The National Front vote is fed by the rejection of the system, a rejection all the stronger as democracy is weak. The more the people are flouted, the more the FN rises. And even though the FN demonstrates year after year that it is a party like any other with regards to internal power struggles, advantages, and dubious financial practices, it nevertheless remains the main electoral beneficiary of the disrespect for popular will.

Abstention, constantly on the rise, takes on new faces. Besides disinterested abstention, there is a refusal-based abstention: a refusal to participate in a sham of citizen decision-making power, a refusal to endorse the existing system. Informed citizens, engaged in the associative world, now practice “militant abstentionism.” Resorting to Article 49-3 only confirms their inner conviction, reinforcing and legitimizing their withdrawal from electoral participation.

The temptation of direct democracy is strong and also accompanies a massive rejection of political personnel and mores. Ideas of random selection, a constituent assembly, citizen control, and the revocability of elected officials are strongly supported. Several parties and leftist figures advocate these new ideas, and many of us are calling for a Sixth Republic.

If the challenge to the El Khomri law through parliamentary channels fails on the altar of 49-3, only union action and Nuit Debout remain for protest.

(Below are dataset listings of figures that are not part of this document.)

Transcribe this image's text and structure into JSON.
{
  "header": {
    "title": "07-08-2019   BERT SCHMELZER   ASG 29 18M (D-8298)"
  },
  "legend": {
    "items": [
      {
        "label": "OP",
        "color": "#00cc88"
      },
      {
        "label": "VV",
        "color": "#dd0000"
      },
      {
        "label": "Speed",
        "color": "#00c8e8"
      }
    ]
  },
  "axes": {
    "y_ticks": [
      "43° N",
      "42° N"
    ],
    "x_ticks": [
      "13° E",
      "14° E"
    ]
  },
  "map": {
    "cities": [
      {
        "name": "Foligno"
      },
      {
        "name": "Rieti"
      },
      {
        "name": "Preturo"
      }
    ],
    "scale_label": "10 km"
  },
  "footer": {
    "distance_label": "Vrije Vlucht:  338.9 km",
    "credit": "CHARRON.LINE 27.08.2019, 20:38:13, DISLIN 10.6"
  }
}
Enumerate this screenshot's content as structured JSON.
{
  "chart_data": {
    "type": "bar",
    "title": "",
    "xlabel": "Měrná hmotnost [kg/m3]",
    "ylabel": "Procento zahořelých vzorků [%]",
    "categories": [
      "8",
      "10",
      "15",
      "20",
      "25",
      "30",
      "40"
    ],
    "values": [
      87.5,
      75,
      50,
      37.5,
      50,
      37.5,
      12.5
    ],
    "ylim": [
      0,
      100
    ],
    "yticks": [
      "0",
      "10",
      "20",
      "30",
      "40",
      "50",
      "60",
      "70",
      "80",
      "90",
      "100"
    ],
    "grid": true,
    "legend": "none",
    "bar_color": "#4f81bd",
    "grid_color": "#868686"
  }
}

Nuit Debout develops a practice of direct democracy, sometimes in complete distrust of representative democracy. Young citizens there discover collective action in the rejection of all representation and the fear of political and media co-optation. In Nice, the debates over a possible Nuit Debout candidacy for partial legislative elections and, eventually, its withdrawal, are telling. Nuit Debout oscillates between experimental direct democracy and representative democracy.

As we see, the resorting to Article 49-3 contributes to a worst-case policy, totally irresponsible during these times of economic, social, and identity crises. Disrupting the balance of powers and weakening representative democracy is dangerous. At best, this process will strengthen citizen experiments from which an alternative may emerge, like Nuit Debout. At worst, it will massively drive abstention and its electoral corollary: the rise of the FN.